Geoffrey de Neville (died 1193) was the 2nd feudal baron of Ashby in Lincolnshire.

Origins
He was the son and heir of Gilbert de Neville (d.1166/9), 1st feudal baron of Ashby, to whom King Henry II had granted the manors of Ashby and Toynton in 1162. Gilbert's lands were valued at £15 per annum and were held by military service of one knight.

Marriage and children
At some time before 1176 he married (as her second husband) Emma de Bulmer (d.1208), widow of Geoffrey de Valognes, daughter of Bertram de Bulmer (d.pre-1166) and heiress of her brother William de Bulmer (d.1176/8). Emma's father held 3 1/5 knight's fees and in the mid-twelfth century his estate was the joint largest in the "dominion of Saint Cuthbert" (i.e. County Durham). She brought to her husband several estates, including Brancepeth Castle (built by the  Bulmer family) in County Durham and Sheriff Hutton Castle (built by Bertram de Bulmer, near Bulmer, the original seat of the family), Raskelf and Sutton-in-the-Forest, all in Yorkshire. It is believed that the bull crest of the Neville family was a canting reference to their Bulmer ancestry, possibly even the crest of the Bulmer family.
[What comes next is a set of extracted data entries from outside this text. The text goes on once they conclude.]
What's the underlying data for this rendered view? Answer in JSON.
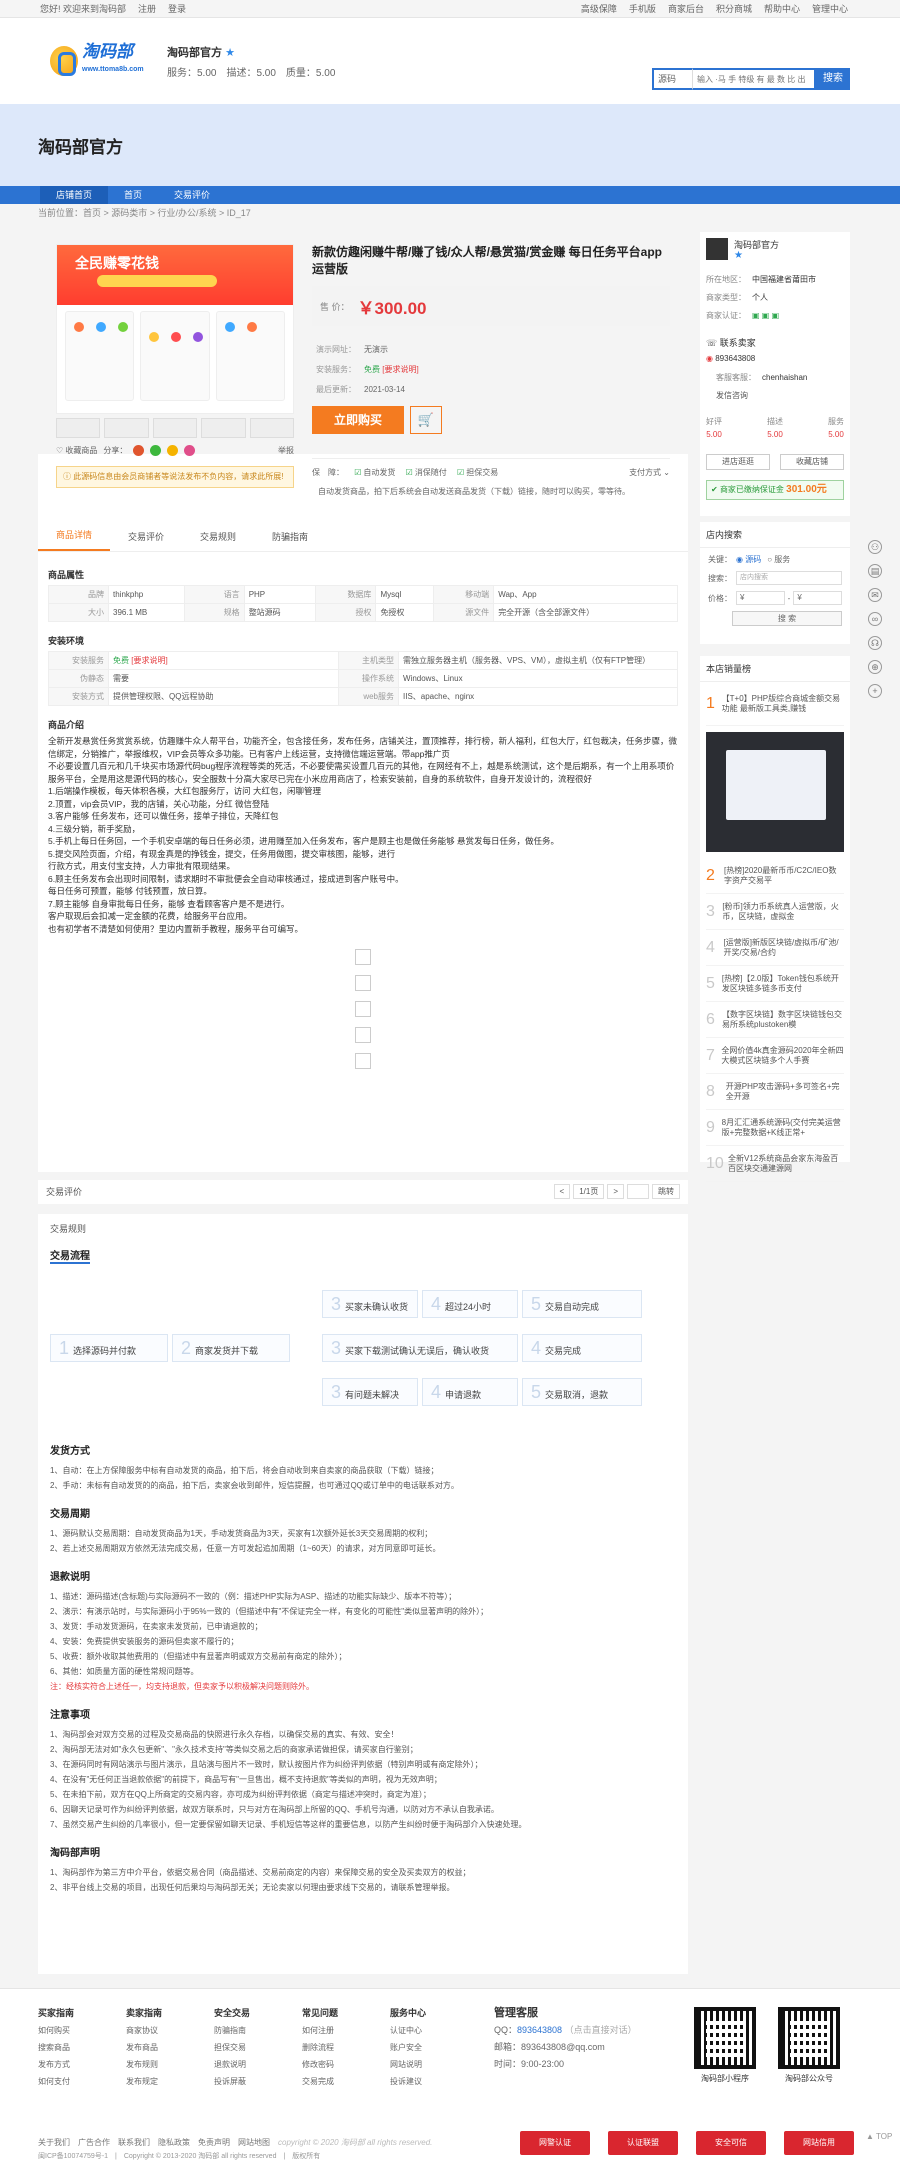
{
  "topbar": {
    "greet": "您好! 欢迎来到淘码部",
    "register": "注册",
    "login": "登录",
    "links": [
      "高级保障",
      "手机版",
      "商家后台",
      "积分商城",
      "帮助中心",
      "管理中心"
    ]
  },
  "header": {
    "logo_text": "淘码部",
    "logo_sub": "www.ttoma8b.com",
    "shop_name": "淘码部官方",
    "shop_star": "★",
    "scores": "服务：5.00　描述：5.00　质量：5.00"
  },
  "search": {
    "select": "源码",
    "placeholder": "输入 ·马 手 特级 有 最 数 比 出",
    "button": "搜索"
  },
  "banner": {
    "title": "淘码部官方"
  },
  "nav": [
    "店铺首页",
    "首页",
    "交易评价"
  ],
  "crumb": "当前位置：首页 > 源码类市 > 行业/办公/系统 > ID_17",
  "product": {
    "title": "新款仿趣闲赚牛帮/赚了钱/众人帮/悬赏猫/赏金赚 每日任务平台app运营版",
    "price_label": "售 价：",
    "price": "￥300.00",
    "demo_label": "演示网址：",
    "demo": "无演示",
    "install_label": "安装服务：",
    "install": "免费",
    "install_tag": "[要求说明]",
    "update_label": "最后更新：",
    "update": "2021-03-14",
    "buy": "立即购买",
    "cart_icon": "🛒",
    "guarantee_label": "保　障：",
    "guarantees": [
      "自动发货",
      "消保随付",
      "担保交易"
    ],
    "pay": "支付方式",
    "delivery": "自动发货商品，拍下后系统会自动发送商品发货（下载）链接，随时可以购买，零等待。",
    "share": "分享：",
    "fav": "收藏商品",
    "report": "举报",
    "notice": "此源码信息由会员商铺者等说法发布不负内容，请求此所展!"
  },
  "seller": {
    "name": "淘码部官方",
    "star": "★",
    "rows": [
      [
        "所在地区：",
        "中国福建省莆田市"
      ],
      [
        "商家类型：",
        "个人"
      ],
      [
        "商家认证：",
        ""
      ]
    ],
    "contact": "联系卖家",
    "qq": "893643808",
    "service_label": "客服客服：",
    "service": "chenhaishan",
    "service_btn": "发信咨询",
    "stats": [
      [
        "好评",
        "5.00"
      ],
      [
        "描述",
        "5.00"
      ],
      [
        "服务",
        "5.00"
      ]
    ],
    "btn_enter": "进店逛逛",
    "btn_fav": "收藏店铺",
    "deposit_label": "商家已缴纳保证金",
    "deposit": "301.00元"
  },
  "tabs": [
    "商品详情",
    "交易评价",
    "交易规则",
    "防骗指南"
  ],
  "attrs_title": "商品属性",
  "attrs": [
    [
      "品牌",
      "thinkphp",
      "语言",
      "PHP",
      "数据库",
      "Mysql",
      "移动端",
      "Wap、App"
    ],
    [
      "大小",
      "396.1 MB",
      "规格",
      "整站源码",
      "授权",
      "免授权",
      "源文件",
      "完全开源（含全部源文件）"
    ]
  ],
  "env_title": "安装环境",
  "env": [
    [
      "安装服务",
      "免费",
      "[要求说明]",
      "主机类型",
      "需独立服务器主机（服务器、VPS、VM），虚拟主机（仅有FTP管理）"
    ],
    [
      "伪静态",
      "需要",
      "",
      "操作系统",
      "Windows、Linux"
    ],
    [
      "安装方式",
      "提供管理权限、QQ远程协助",
      "",
      "web服务",
      "IIS、apache、nginx"
    ]
  ],
  "intro_title": "商品介绍",
  "intro": [
    "全新开发悬赏任务赏赏系统，仿趣赚牛众人帮平台，功能齐全，包含接任务，发布任务，店铺关注，置顶推荐，排行榜，新人福利，红包大厅，红包裁决，任务步骤，微信绑定，分销推广，举报维权，VIP会员等众多功能。已有客户上线运营，支持微信端运营端。带app推广页",
    "不必要设置几百元和几千块买市场源代码bug程序流程等类的死活，不必要使需买设置几百元的其他，在网经有不上，越是系统测试，这个是后期系，有一个上用系项价服务平台，全是用这是源代码的核心，安全服数十分高大家尽已完在小米应用商店了，检索安装前，自身的系统软件，自身开发设计的，流程很好",
    "1.后端操作模板，每天体积各模，大红包服务厅，访问 大红包，闲聊管理",
    "2.顶置，vip会员VIP，我的店铺，关心功能，分红 微信登陆",
    "3.客户能够 任务发布，还可以做任务，接单子排位，天降红包",
    "4.三级分销，新手奖励，",
    "5.手机上每日任务回，一个手机安卓端的每日任务必须，进用赚至加入任务发布，客户是顾主也是做任务能够 悬赏发每日任务，做任务。",
    "5.提交风险页面，介绍，有现金真是的挣钱金，提交，任务用做图，提交审核图，能够，进行",
    "行款方式，用支付宝支持，人力审批有限现结果。",
    "6.顾主任务发布会出现时间限制，请求期时不审批便会全自动审核通过，接成进到客户账号中。",
    "每日任务可预置，能够 付钱预置，放日算。",
    "7.顾主能够 自身审批每日任务，能够 查看顾客客户是不是进行。",
    "客户取现后会扣减一定金额的花费，给服务平台应用。",
    "也有初学者不清楚如何使用？里边内置新手教程，服务平台可编写。"
  ],
  "review_label": "交易评价",
  "pager": {
    "prev": "<",
    "page": "1/1页",
    "next": ">",
    "jump": "跳转"
  },
  "rules": {
    "title": "交易规则",
    "flow_title": "交易流程",
    "steps": [
      "选择源码并付款",
      "商家发货并下载",
      "买家未确认收货",
      "超过24小时",
      "交易自动完成",
      "买家下载测试确认无误后，确认收货",
      "交易完成",
      "有问题未解决",
      "申请退款",
      "交易取消，退款"
    ],
    "nums": [
      "1",
      "2",
      "3",
      "4",
      "5",
      "3",
      "4",
      "3",
      "4",
      "5"
    ],
    "ship_title": "发货方式",
    "ship": [
      "1、自动：在上方保障服务中标有自动发货的商品，拍下后，将会自动收到来自卖家的商品获取（下载）链接；",
      "2、手动：未标有自动发货的的商品，拍下后，卖家会收到邮件，短信提醒，也可通过QQ或订单中的电话联系对方。"
    ],
    "period_title": "交易周期",
    "period": [
      "1、源码默认交易周期：自动发货商品为1天，手动发货商品为3天，买家有1次额外延长3天交易周期的权利；",
      "2、若上述交易周期双方依然无法完成交易，任意一方可发起追加周期（1~60天）的请求，对方同意即可延长。"
    ],
    "refund_title": "退款说明",
    "refund": [
      "1、描述：源码描述(含标题)与实际源码不一致的（例：描述PHP实际为ASP、描述的功能实际缺少、版本不符等）；",
      "2、演示：有演示站时，与实际源码小于95%一致的（但描述中有\"不保证完全一样，有变化的可能性\"类似显著声明的除外）；",
      "3、发货：手动发货源码，在卖家未发货前，已申请退款的；",
      "4、安装：免费提供安装服务的源码但卖家不履行的；",
      "5、收费：额外收取其他费用的（但描述中有显著声明或双方交易前有商定的除外）；",
      "6、其他：如质量方面的硬性常规问题等。"
    ],
    "refund_note": "注：经核实符合上述任一，均支持退款，但卖家予以积极解决问题则除外。",
    "note_title": "注意事项",
    "notes": [
      "1、淘码部会对双方交易的过程及交易商品的快照进行永久存档，以确保交易的真实、有效、安全！",
      "2、淘码部无法对如\"永久包更新\"、\"永久技术支持\"等类似交易之后的商家承诺做担保，请买家自行鉴别；",
      "3、在源码同时有网站演示与图片演示，且站演与图片不一致时，默认按图片作为纠纷评判依据（特别声明或有商定除外）；",
      "4、在没有\"无任何正当退款依据\"的前提下，商品写有\"一旦售出，概不支持退款\"等类似的声明，视为无效声明；",
      "5、在未拍下前，双方在QQ上所商定的交易内容，亦可成为纠纷评判依据（商定与描述冲突时，商定为准）；",
      "6、因聊天记录可作为纠纷评判依据，故双方联系时，只与对方在淘码部上所留的QQ、手机号沟通，以防对方不承认自我承诺。",
      "7、虽然交易产生纠纷的几率很小，但一定要保留如聊天记录、手机短信等这样的重要信息，以防产生纠纷时便于淘码部介入快速处理。"
    ],
    "declare_title": "淘码部声明",
    "declares": [
      "1、淘码部作为第三方中介平台，依据交易合同（商品描述、交易前商定的内容）来保障交易的安全及买卖双方的权益；",
      "2、非平台线上交易的项目，出现任何后果均与淘码部无关；无论卖家以何理由要求线下交易的，请联系管理举报。"
    ]
  },
  "side": {
    "search_title": "店内搜索",
    "kw_label": "关键：",
    "opt1": "源码",
    "opt2": "服务",
    "search_label": "搜索：",
    "search_ph": "店内搜索",
    "price_label": "价格：",
    "yuan": "¥",
    "search_btn": "搜 索",
    "hot_title": "本店销量榜",
    "hot": [
      [
        "1",
        "【T+0】PHP版综合商城金额交易功能 最新版工具类,赚钱"
      ],
      [
        "2",
        "[热榜]2020最新币币/C2C/IEO数字资产交易平"
      ],
      [
        "3",
        "[粉币]领力币系统真人运营版，火币，区块链，虚拟金"
      ],
      [
        "4",
        "[运营版]新版区块链/虚拟币/矿池/开奖/交易/合约"
      ],
      [
        "5",
        "[热榜]【2.0版】Token钱包系统开发区块链多链多币支付"
      ],
      [
        "6",
        "【数字区块链】数字区块链钱包交易所系统plustoken模"
      ],
      [
        "7",
        "全网价值4k真金源码2020年全新四大模式区块链多个人手赛"
      ],
      [
        "8",
        "开源PHP攻击源码+多可签名+完全开源"
      ],
      [
        "9",
        "8月汇汇通系统源码(交付完美运营版+完整数据+K线正常+"
      ],
      [
        "10",
        "全新V12系统商品会家东海盈百百区块交通建源网"
      ]
    ]
  },
  "footer": {
    "cols": [
      [
        "买家指南",
        "如何购买",
        "搜索商品",
        "发布方式",
        "如何支付"
      ],
      [
        "卖家指南",
        "商家协议",
        "发布商品",
        "发布规则",
        "发布规定"
      ],
      [
        "安全交易",
        "防骗指南",
        "担保交易",
        "退款说明",
        "投诉屏蔽"
      ],
      [
        "常见问题",
        "如何注册",
        "删除流程",
        "修改密码",
        "交易完成"
      ],
      [
        "服务中心",
        "认证中心",
        "账户安全",
        "网站说明",
        "投诉建议"
      ]
    ],
    "kefu_title": "管理客服",
    "qq_label": "QQ：",
    "qq": "893643808",
    "qq_note": "（点击直接对话）",
    "mail_label": "邮箱：",
    "mail": "893643808@qq.com",
    "time_label": "时间：",
    "time": "9:00-23:00",
    "qr1": "淘码部小程序",
    "qr2": "淘码部公众号",
    "links": [
      "关于我们",
      "广告合作",
      "联系我们",
      "隐私政策",
      "免责声明",
      "网站地图"
    ],
    "copy": "copyright © 2020 淘码部 all rights reserved.",
    "icp": "闽ICP备10074759号-1　|　Copyright © 2013-2020 淘码部 all rights reserved　|　版权所有",
    "badges": [
      "网警认证",
      "认证联盟",
      "安全可信",
      "网站信用"
    ]
  },
  "totop": "TOP"
}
By Emma he had children:
Henry de Neville (d.1227), son and heir, who married a certain Alice but died childless when his sole heir became his sister Isabel.

Isabel de Neville (d.1248/54), sister and heiress of her brother, who married firstly Robert FitzMaldred (1170/4-1242/8) of Raby Castle, Staindrop in County Durham. She is believed to be represented by one of the surviving female effigies in Staindrop Church. Their children adopted her surname in lieu of their patronymic, but retained their own arms of Gules, a saltire argent, and became the great Neville family prominent in British history, the senior representative in a direct male line surviving today in the person of Christopher Nevill, 6th Marquess of Abergavenny (born 1955). She married secondly Gilbert de Brakenberg. By Robert FitzMaldred she had children including:
Geoffrey "de Neville" (d.circa 1242), eldest son and heir, who adopted his maternal surname in lieu of his patronymic and married a certain Joan. He predeceased his mother, possibly also his father, but left a son Robert de Neville (d.1282), Sheriff of Yorkshire and Sheriff of Northumberland (1258) and heir to his grandmother Isabel de Neville.